Bad news from NIBSS, BY Jerry Uwah




Recent data from Nigeria Inter-Bank Settlement System (NIBSS) website should give the generals in the financial inclusion war room of the Central Bank of Nigeria (CBN) some sleepless nights.
The good news from NIBSS is that the number of accountholders captured in the Bank Verification Number (BVN) platform has climbed from 26 million in 2016 to a record 41.3 million in 2017.
Things are really looking up.
The bad news however is that the number of accounts in Nigerian banks has plummeted from 61 in 2016 to 59 million in 2017.
Some blame BVN for the calamity. The argument is that treasury looters abandon their accounts in a desperate bid to avoid prosecution. There are more reasons for the tidal wave of financial exclusion.
Even with the increase in the number of accountholders captured by BVN, there is something to worry about in a country that has less than 60 per cent of the currency in circulation outside the banking system.
The danger is that with the number of bank customers declining, the percentage of cash outside the banking system would be surging proportionately.
The data from NIBSS suggests that the number of adults not captured in the banking network is actually on the increase.
With the 2006 census projection, the number of adults in Nigeria should be around 98 million at the moment.
The CBN puts financial inclusion in the country at 50 per cent.
The apex bank therefore projects that at the current trend, financial inclusion would rise to 80 per cent by 2020.
Unfortunately, statistics from NIBSS suggests that financial inclusion in Nigeria is below the CBN rate of 50 per cent.
Fifty per cent of 98 million is 49 million. Ironically, the number of accountholders captured by BVN stands at 41.
3 million. That amounts to 41.8 per cent of the adult population.
The decline in the number of bank accounts recorded during the period under review questions the chances of the CBN meeting its ambitious target of 80 per cent financial inclusion by 2020. There is a direct relationship between poverty and financial exclusion figures.
The perceived increase in the number of adults outside the nation’s banking system has vindicated claims by the International Monetary Fund (IMF) and the African Development Bank (AfDB) that poverty is on the increase in Nigeria even as the economy lumbered out of recession in the second quarter of 2017.
While the IMF did not attach figures to its claims that more Nigerians were becoming poor as Nigeria becomes richer, the AfDB argued its own position with stark figures. The bank asserted that poverty rate in Nigeria has risen from 70 to 80 per cent.
No one in the federal government has contested the AfDB figures since it was rolled out.

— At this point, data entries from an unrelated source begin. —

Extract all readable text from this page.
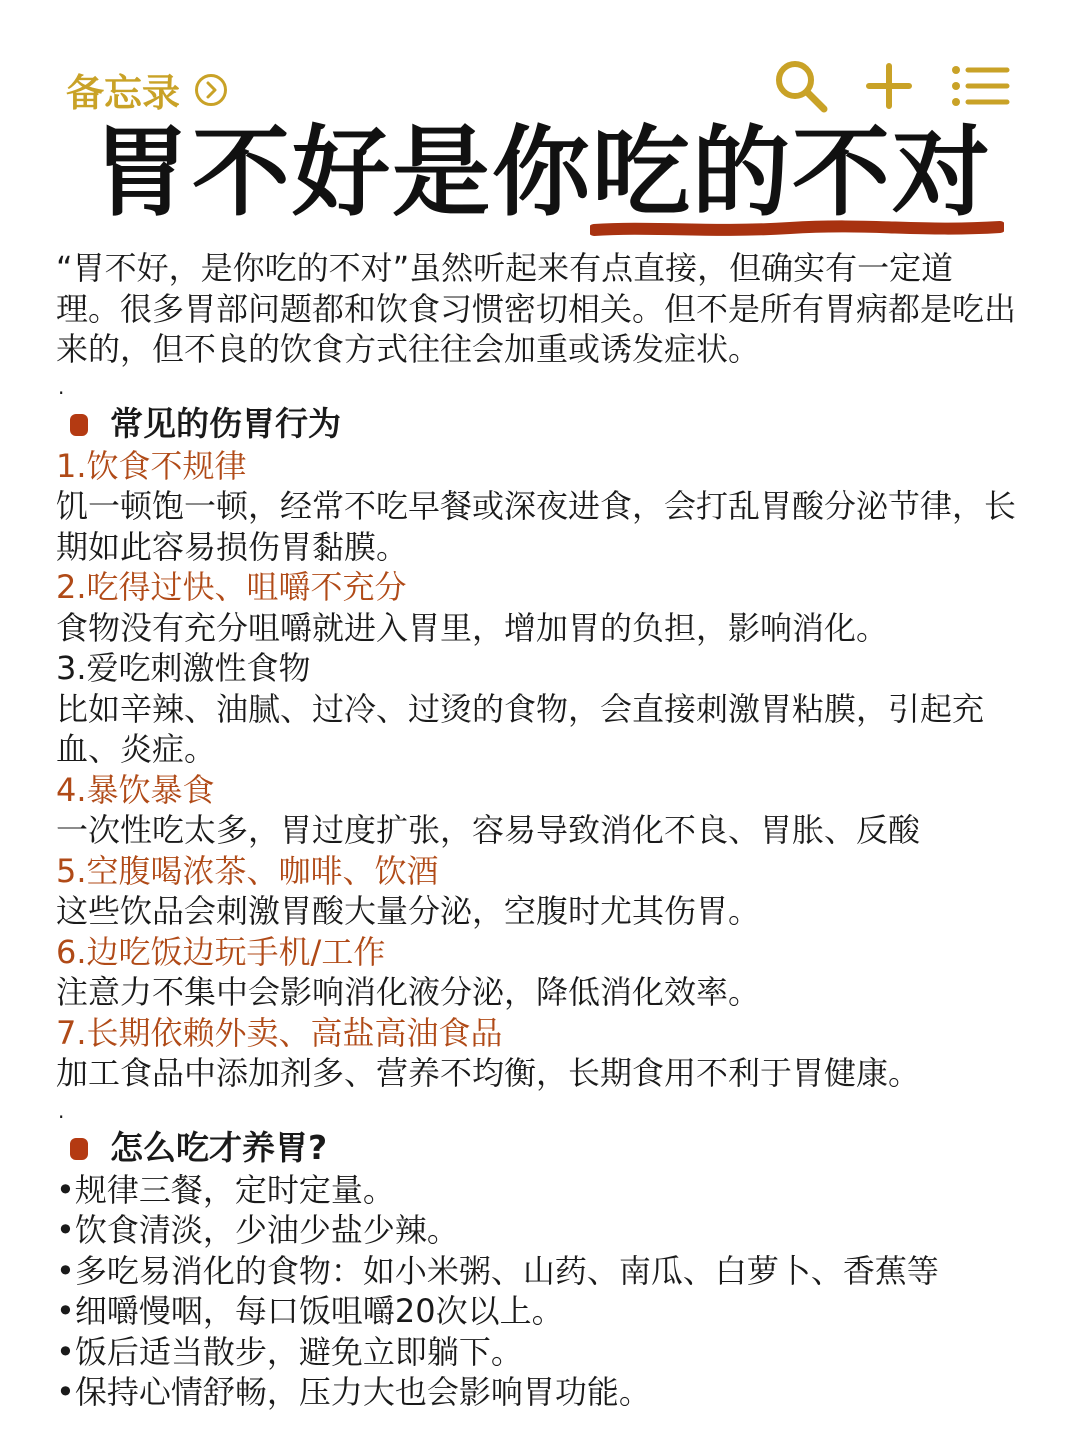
备忘录
胃不好是你吃的不对

“胃不好，是你吃的不对”虽然听起来有点直接，但确实有一定道理。很多胃部问题都和饮食习惯密切相关。但不是所有胃病都是吃出来的，但不良的饮食方式往往会加重或诱发症状。

.
常见的伤胃行为
1.饮食不规律

饥一顿饱一顿，经常不吃早餐或深夜进食，会打乱胃酸分泌节律，长期如此容易损伤胃黏膜。

2.吃得过快、咀嚼不充分

食物没有充分咀嚼就进入胃里，增加胃的负担，影响消化。

3.爱吃刺激性食物

比如辛辣、油腻、过冷、过烫的食物，会直接刺激胃粘膜，引起充血、炎症。

4.暴饮暴食

一次性吃太多，胃过度扩张，容易导致消化不良、胃胀、反酸

5.空腹喝浓茶、咖啡、饮酒

这些饮品会刺激胃酸大量分泌，空腹时尤其伤胃。

6.边吃饭边玩手机/工作

注意力不集中会影响消化液分泌，降低消化效率。

7.长期依赖外卖、高盐高油食品

加工食品中添加剂多、营养不均衡，长期食用不利于胃健康。

.
怎么吃才养胃?
•规律三餐，定时定量。
•饮食清淡，少油少盐少辣。
•多吃易消化的食物：如小米粥、山药、南瓜、白萝卜、香蕉等
•细嚼慢咽，每口饭咀嚼20次以上。
•饭后适当散步，避免立即躺下。
•保持心情舒畅，压力大也会影响胃功能。
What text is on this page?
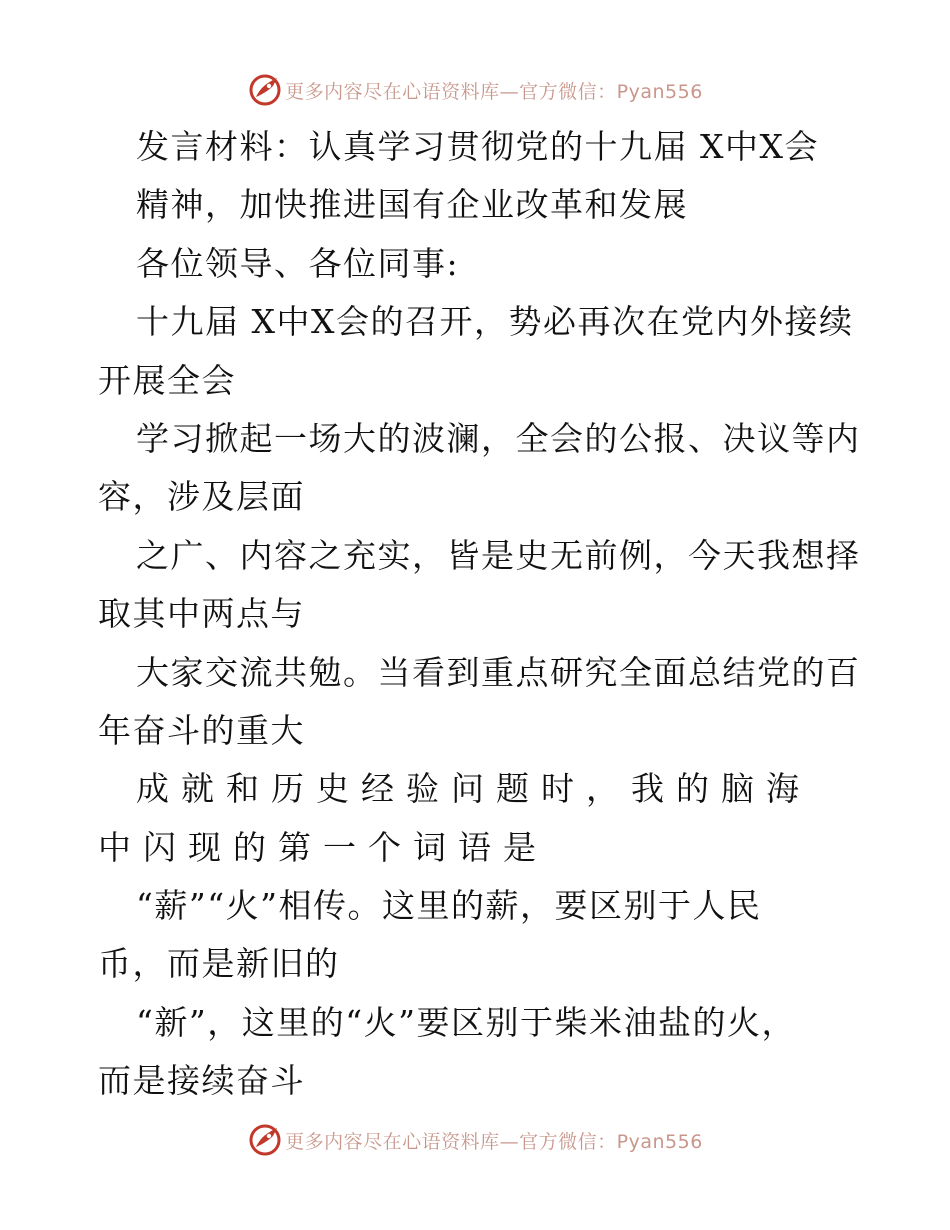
更多内容尽在心语资料库—官方微信：Pyan556
发言材料：认真学习贯彻党的十九届 X中X会
精神，加快推进国有企业改革和发展
各位领导、各位同事:
十九届 X中X会的召开，势必再次在党内外接续
开展全会
学习掀起一场大的波澜，全会的公报、决议等内
容，涉及层面
之广、内容之充实，皆是史无前例，今天我想择
取其中两点与
大家交流共勉。当看到重点研究全面总结党的百
年奋斗的重大
成就和历史经验问题时，我的脑海
中闪现的第一个词语是
“薪”“火”相传。这里的薪，要区别于人民
币，而是新旧的
“新”，这里的“火”要区别于柴米油盐的火，
而是接续奋斗
更多内容尽在心语资料库—官方微信：Pyan556
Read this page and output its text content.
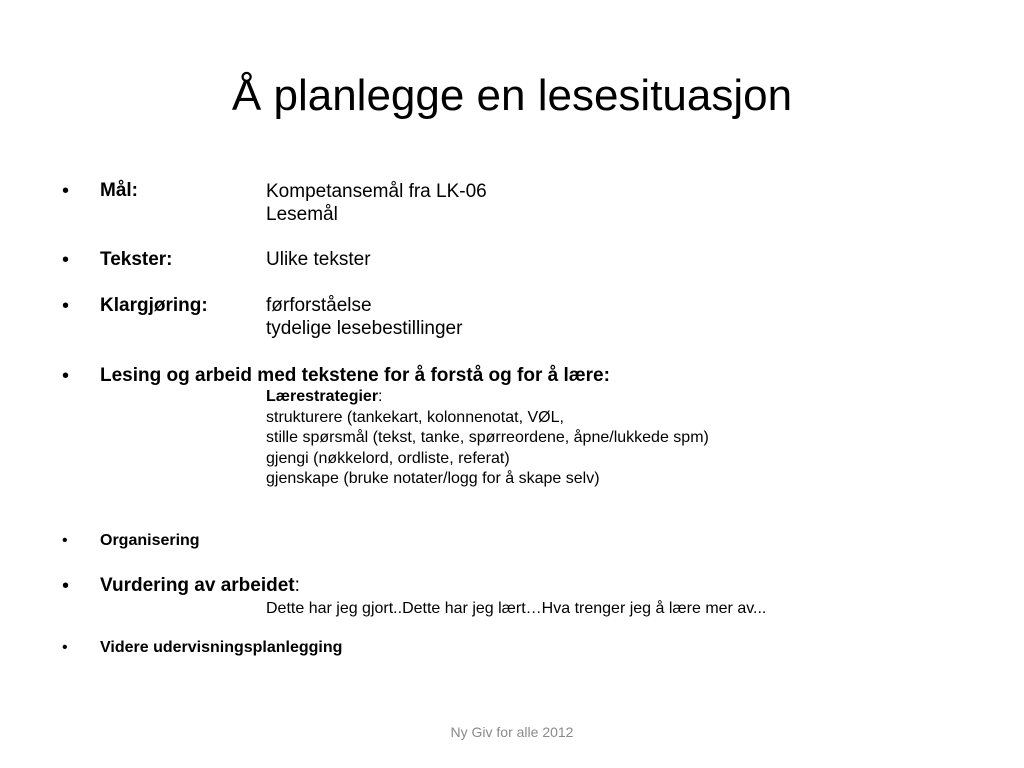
Å planlegge en lesesituasjon
• Mål:	Kompetansemål fra LK-06
Lesemål
• Tekster:	Ulike tekster
• Klargjøring:	førforståelse
tydelige lesebestillinger
• Lesing og arbeid med tekstene for å forstå og for å lære:
Lærestrategier:
strukturere (tankekart, kolonnenotat, VØL,
stille spørsmål (tekst, tanke, spørreordene, åpne/lukkede spm)
gjengi (nøkkelord, ordliste, referat)
gjenskape (bruke notater/logg for å skape selv)
• Organisering
• Vurdering av arbeidet:
Dette har jeg gjort..Dette har jeg lært…Hva trenger jeg å lære mer av...
• Videre udervisningsplanlegging
Ny Giv for alle 2012
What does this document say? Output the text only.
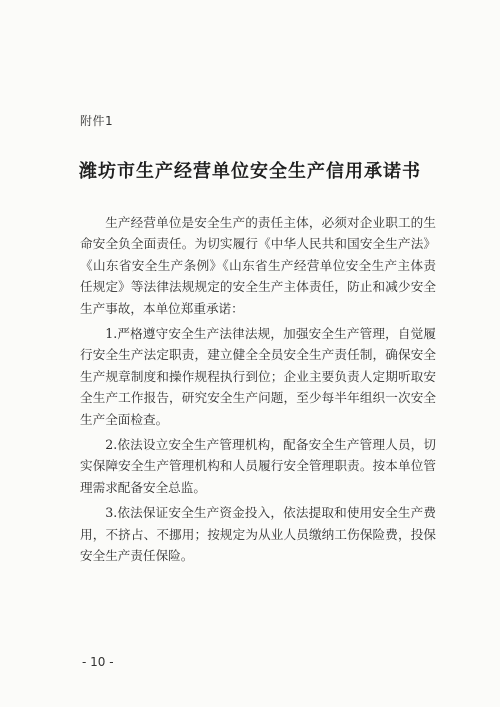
附件1
潍坊市生产经营单位安全生产信用承诺书

生产经营单位是安全生产的责任主体，必须对企业职工的生命安全负全面责任。为切实履行《中华人民共和国安全生产法》《山东省安全生产条例》《山东省生产经营单位安全生产主体责任规定》等法律法规规定的安全生产主体责任，防止和减少安全生产事故，本单位郑重承诺：

1.严格遵守安全生产法律法规，加强安全生产管理，自觉履行安全生产法定职责，建立健全全员安全生产责任制，确保安全生产规章制度和操作规程执行到位；企业主要负责人定期听取安全生产工作报告，研究安全生产问题，至少每半年组织一次安全生产全面检查。

2.依法设立安全生产管理机构，配备安全生产管理人员，切实保障安全生产管理机构和人员履行安全管理职责。按本单位管理需求配备安全总监。

3.依法保证安全生产资金投入，依法提取和使用安全生产费用，不挤占、不挪用；按规定为从业人员缴纳工伤保险费，投保安全生产责任保险。

- 10 -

Now statistics from NIBSS has confirmed the AfDB assertion as there is a direct relationship between poverty and financial exclusion. The number of accountholders is dropping because most of the teenagers growing into the club of adults are jobless and have no access to financial services.
The rising rate of financial exclusion is fueled by two major factors.
The first is the rampaging rate of poverty in the land foisted on a docile populace by a weird income distribution system.
A skewed income distribution system selfishly appropriates 25 per cent of the nation’s annual budget to less than 1,000 political office holders. That is primarily why rampaging poverty and ignorance keep 57 million adults out of the banking system. The second factor is the lip service that banks pay to rural banking.
Mobile telecommunication service is a scant 17 years old in Nigeria.
Ironically the service providers have covered practically all the length and breadth of Africa’s largest economy.
There are very few villages that have no access to GSM network. Power supply is epileptic, but most of the villages in Nigeria are connected to the national grid. In Ibiono Ibom Local Government of Akwa Ibom State, there is no village in the largely rural council that is not connected to the national grid.
Unfortunately there is not even a bank’s cash office in the whole local government.
From all indications, it is more expensive to extend power supply and GSM network to those remote villages than to set up a bank cash office at the headquarters of the local government. The people of Use Ikot Amama and Amu in the northern fl ank of the local government have to travel a minimum of 60 kilometres to access the nearest bank branch in Ikot Ekpene.
On some frenzied days such a round trip to a bank in Ikot Ekpene could cost as much as N1,500. The truth is that no sane person would spend N1,500 to withdraw N3,000 in a bank. That probably explains why close to 90 per cent of the adults in that prosperous rural local government shun banking services.
The same is the case with most of Nigeria’s 774 local governments. The banks have chosen to concentrate their services in the urban areas where it is cheap to mobilize funds. CBN’s financial inclusion campaign must start with rural banking.
If GSM network operators could invest in the poor rural communities, banks have no reason to restrict their services to urban areas. The fight against poverty begins with financial inclusion.